Recursive Language Models: Why Teaching AI to Take Notes Beats Giving It a Bigger Brain
Recursive Language Models outperform massive context windows by teaching AI to take structured notes. Learn why GPT-5-mini beats GPT-5 in long-context reasoning

I've been obsessing over a problem lately. Not in a healthy way. More in a "staying up too late reading research papers" kind of way.
Here's the problem: we keep making AI context windows bigger. 100k tokens. 1 million. 10 million. The marketing numbers sound impressive, but there's a dirty secret nobody talks about at conferences. The effective context length, what the model actually understands and reasons over, lags way behind those flashy numbers.
You can shove an entire library into the prompt. The model will still get "lost in the middle." It'll hallucinate. It'll confuse details from page one with facts from page ten thousand. We call this phenomenon context rot, and it's been the elephant in the room for anyone building serious AI applications.
Then a paper dropped from MIT CSAIL in late December 2025 that made me sit up straight: "Recursive Language Models" by Alex Zhang, Tim Kraska, and Omar Khattab.
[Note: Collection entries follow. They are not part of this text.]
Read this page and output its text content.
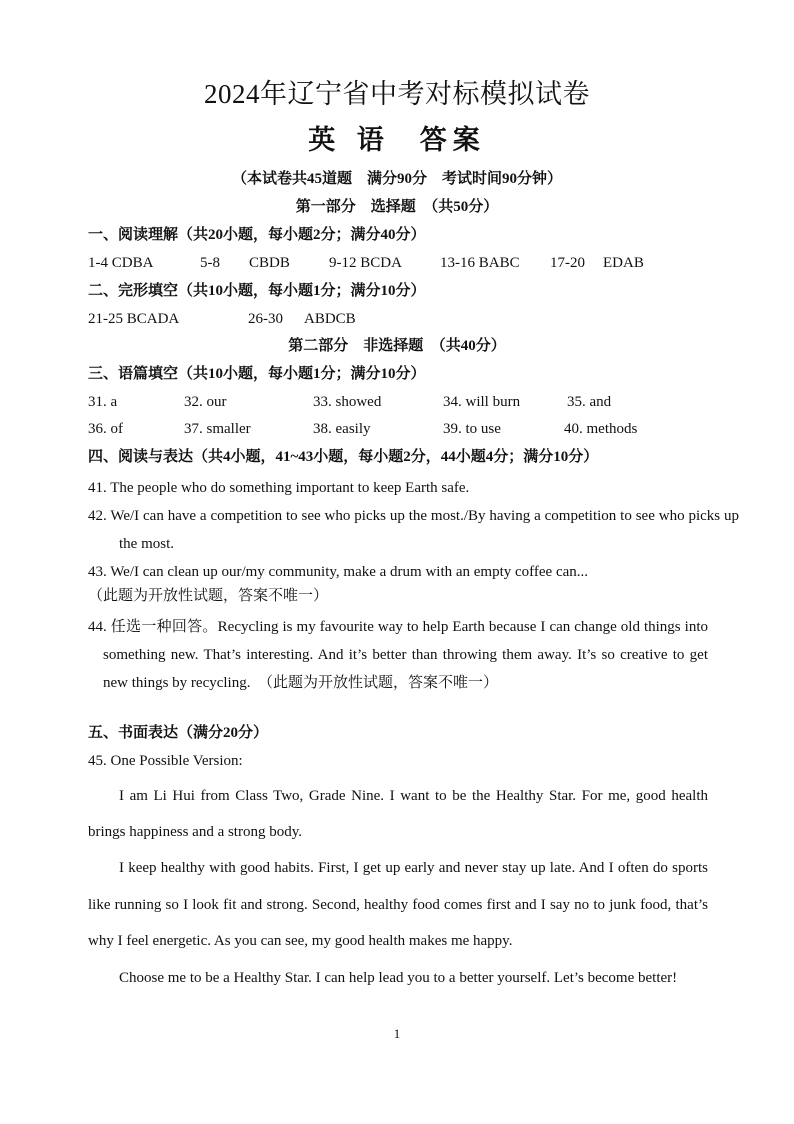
2024年辽宁省中考对标模拟试卷
英 语 答案
（本试卷共45道题　满分90分　考试时间90分钟）
第一部分　选择题　（共50分）
一、阅读理解（共20小题，每小题2分；满分40分）
1-4 CDBA	5-8 CBDB	9-12 BCDA	13-16 BABC 17-20 EDAB
二、完形填空（共10小题，每小题1分；满分10分）
21-25 BCADA	26-30 ABDCB
第二部分　非选择题　（共40分）
三、语篇填空（共10小题，每小题1分；满分10分）
31. a	32. our	33. showed	34. will burn	35. and
36. of	37. smaller	38. easily	39. to use	40. methods
四、阅读与表达（共4小题，41~43小题，每小题2分，44小题4分；满分10分）
41. The people who do something important to keep Earth safe.
42. We/I can have a competition to see who picks up the most./By having a competition to see who picks up the most.
43. We/I can clean up our/my community, make a drum with an empty coffee can...
（此题为开放性试题，答案不唯一）
44. 任选一种回答。Recycling is my favourite way to help Earth because I can change old things into something new. That’s interesting. And it’s better than throwing them away. It’s so creative to get new things by recycling.　（此题为开放性试题，答案不唯一）
五、书面表达（满分20分）
45. One Possible Version:
I am Li Hui from Class Two, Grade Nine. I want to be the Healthy Star. For me, good health brings happiness and a strong body.
I keep healthy with good habits. First, I get up early and never stay up late. And I often do sports like running so I look fit and strong. Second, healthy food comes first and I say no to junk food, that’s why I feel energetic. As you can see, my good health makes me happy.
Choose me to be a Healthy Star. I can help lead you to a better yourself. Let’s become better!
1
It proposes something elegantly counterintuitive. Instead of making the brain bigger, teach it how to take notes.
The Ten Million Page Book Problem
Let me paint you a picture. Imagine someone hands you a book. Not a novel. Not a pamphlet. A book that is ten million pages long. Now I ask you to find one specific sentence about a red bicycle on page four million, two hundred thousand.
How would you approach this?
If you're a current AI model, you try to read the whole book at once. You shove all ten million pages into your short-term memory and pray nothing falls out. Spoiler: something always falls out. The more you cram in, the more confused you get. Your "attention" becomes diffuse, like trying to listen to a thousand people whispering simultaneously.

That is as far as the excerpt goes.